Os acordos na justiça criminal respondem por cerca de 95% dos casos nos Estados Unidos – ou seja, mais de 9 em cada 10 casos são resolvidos antes de serem levados a julgamento. O acusado assume a culpa ou abre mão de contestar a acusação, num acordo com os promotores. Na metade da década de 1980, cerca de 20% dos casos iam a julgamento. A taxa caiu para uma porcentagem que fica entre 5% e 3% atualmente.

Os acordos são vistos na justiça dos EUA como uma forma de acelerar a solução dos casos e desafogar o judiciário, mas têm sido apontados como uma das causas do número elevado de população carcerária no país e fator que pode levar inocentes a admitir o cometimento de crimes para evitar um processo criminal.

Casos emblemáticos nos EUA contaram com confissões de culpa, como o de James Earl Ray, que assumiu o assassinato ativista pelos direitos civis Martin Luther King Jr. para evitar a pena de morte.

Um Registro Nacional de Exonerações nos EUA, organizado por três universidades, reúne casos de condenados na justiça criminal que posteriormente são liberados da pena com a descoberta de que a condenação foi errada. Do total, 18% dos inocentes condenados assumiram a culpa em acordos.

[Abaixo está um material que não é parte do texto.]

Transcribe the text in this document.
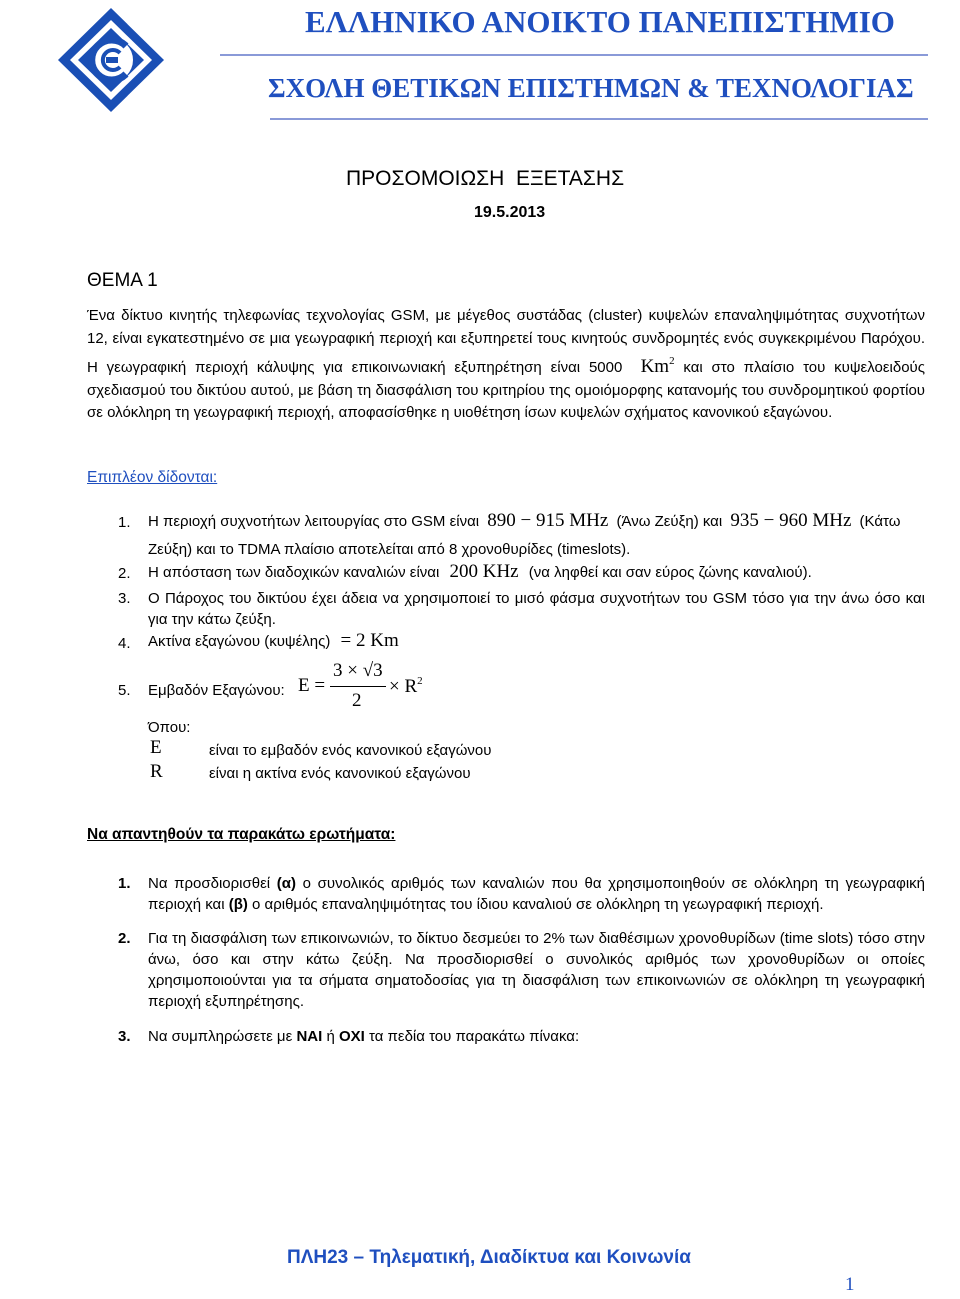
ΕΛΛΗΝΙΚΟ ΑΝΟΙΚΤΟ ΠΑΝΕΠΙΣΤΗΜΙΟ
ΣΧΟΛΗ ΘΕΤΙΚΩΝ ΕΠΙΣΤΗΜΩΝ & ΤΕΧΝΟΛΟΓΙΑΣ
ΠΡΟΣΟΜΟΙΩΣΗ  ΕΞΕΤΑΣΗΣ
19.5.2013
ΘΕΜΑ 1
Ένα δίκτυο κινητής τηλεφωνίας τεχνολογίας GSM, με μέγεθος συστάδας (cluster) κυψελών επαναληψιμότητας συχνοτήτων 12, είναι εγκατεστημένο σε μια γεωγραφική περιοχή και εξυπηρετεί τους κινητούς συνδρομητές ενός συγκεκριμένου Παρόχου. Η γεωγραφική περιοχή κάλυψης για επικοινωνιακή εξυπηρέτηση είναι 5000 Km$^2$ και στο πλαίσιο του κυψελοειδούς σχεδιασμού του δικτύου αυτού, με βάση τη διασφάλιση του κριτηρίου της ομοιόμορφης κατανομής του συνδρομητικού φορτίου σε ολόκληρη τη γεωγραφική περιοχή, αποφασίσθηκε η υιοθέτηση ίσων κυψελών σχήματος κανονικού εξαγώνου.
Επιπλέον δίδονται:
1. Η περιοχή συχνοτήτων λειτουργίας στο GSM είναι 890 − 915 MHz (Άνω Ζεύξη) και 935 − 960 MHz (Κάτω
Ζεύξη) και το TDMA πλαίσιο αποτελείται από 8 χρονοθυρίδες (timeslots).
2. Η απόσταση των διαδοχικών καναλιών είναι 200 KHz (να ληφθεί και σαν εύρος ζώνης καναλιού).
3. Ο Πάροχος του δικτύου έχει άδεια να χρησιμοποιεί το μισό φάσμα συχνοτήτων του GSM τόσο για την άνω όσο και για την κάτω ζεύξη.
4. Ακτίνα εξαγώνου (κυψέλης) = 2 Km
5. Εμβαδόν Εξαγώνου: E =
3 × √3
2
× $R^2$
Όπου:
E	είναι το εμβαδόν ενός κανονικού εξαγώνου
R	είναι η ακτίνα ενός κανονικού εξαγώνου
Να απαντηθούν τα παρακάτω ερωτήματα:
1. Να προσδιορισθεί (α) ο συνολικός αριθμός των καναλιών που θα χρησιμοποιηθούν σε ολόκληρη τη γεωγραφική περιοχή και (β) ο αριθμός επαναληψιμότητας του ίδιου καναλιού σε ολόκληρη τη γεωγραφική περιοχή.
2. Για τη διασφάλιση των επικοινωνιών, το δίκτυο δεσμεύει το 2% των διαθέσιμων χρονοθυρίδων (time slots) τόσο στην άνω, όσο και στην κάτω ζεύξη. Να προσδιορισθεί ο συνολικός αριθμός των χρονοθυρίδων οι οποίες χρησιμοποιούνται για τα σήματα σηματοδοσίας για τη διασφάλιση των επικοινωνιών σε ολόκληρη τη γεωγραφική περιοχή εξυπηρέτησης.
3. Να συμπληρώσετε με ΝΑΙ ή ΟΧΙ τα πεδία του παρακάτω πίνακα:
ΠΛΗ23 – Τηλεματική, Διαδίκτυα και Κοινωνία
1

“Atingimos o ponto em que entre 95% e 98% dos casos são resolvidos em plea bargain. Ninguém pode ter essa confiança de pensar que o sistema é preciso o bastante para fazer 95% das acusações corretamente. Não há dúvida de que há um número de inocentes sentindo-se pressionados a admitir a culpa”, diz Saul Kassin, especialista em falsas confissões e professor da John Jay College of Criminal Justice.

A organização Innocence Project acompanha casos como o de Rodney Roberts. Detido em 1996 depois de uma briga, ele foi informado pelo defensor público que era também acusado por sequestro e estupro de uma jovem de 17 anos. “Vocês pegaram a pessoa errada”, afirmou. O defensor o informou que ele poderia ser condenado a prisão perpétua se fosse a julgamento mas, com um acordo, concordaria em uma pena que o permitira passar para a liberdade condicional após dois anos de prisão. Roberts decidiu que valeria a pena ter a liberdade em dois anos do que nunca sair de trás das grades. Após 17 anos preso, seus advogados conseguiram exigir um teste de DNA no material colhido na época do estupro. Em 2014, ele foi liberado da pena após o exame apontar que ele não era culpado.

“Há uma parcela de pessoas factualmente inocentes que decidiram assumir a culpa porque não podem assumir o risco de ir a julgamento e serem condenados”, afirmou o juiz Jed Rakoff em depoimento ao Innocence Project.

Culpa

A maioria dos casos criminais nos EUA é resolvido pelo simples acordo de confissão de culpa – o que não se confunde com o acordo de colaboração. No plea agreement, um acusado assume a culpa e aceita a pena. No acordo de cooperação, o acusado também fornece informações sobre crimes praticados por ele e por outros.

“Já tive casos como promotor em que um acusado havia cometido três assassinatos e, por entrar numa colaboração, não cumpriu tempo de prisão significativo porque nos deu informações essenciais sobre criminosos mais perigosos”, conta Eric Snyder, que foi promotor por 16 anos nos EUA e responsável, por exemplo, por acusar e processar 50 líderes das Farc por organização terrorista.

Hoje, como advogado e responsável pela área de colarinho branco do Jones Day em São Paulo, continua a ver benefícios na cooperação. “Se eu tenho um cliente que pode ir para a cadeia por 20 anos e podemos reduzir substancialmente o tempo preso por colaborar com a justiça, é bom para o cliente mas também é bom para o estado de direito, ajuda o sistema a funcionar de forma eficiente.” As informações são do jornal O Estado de S. Paulo.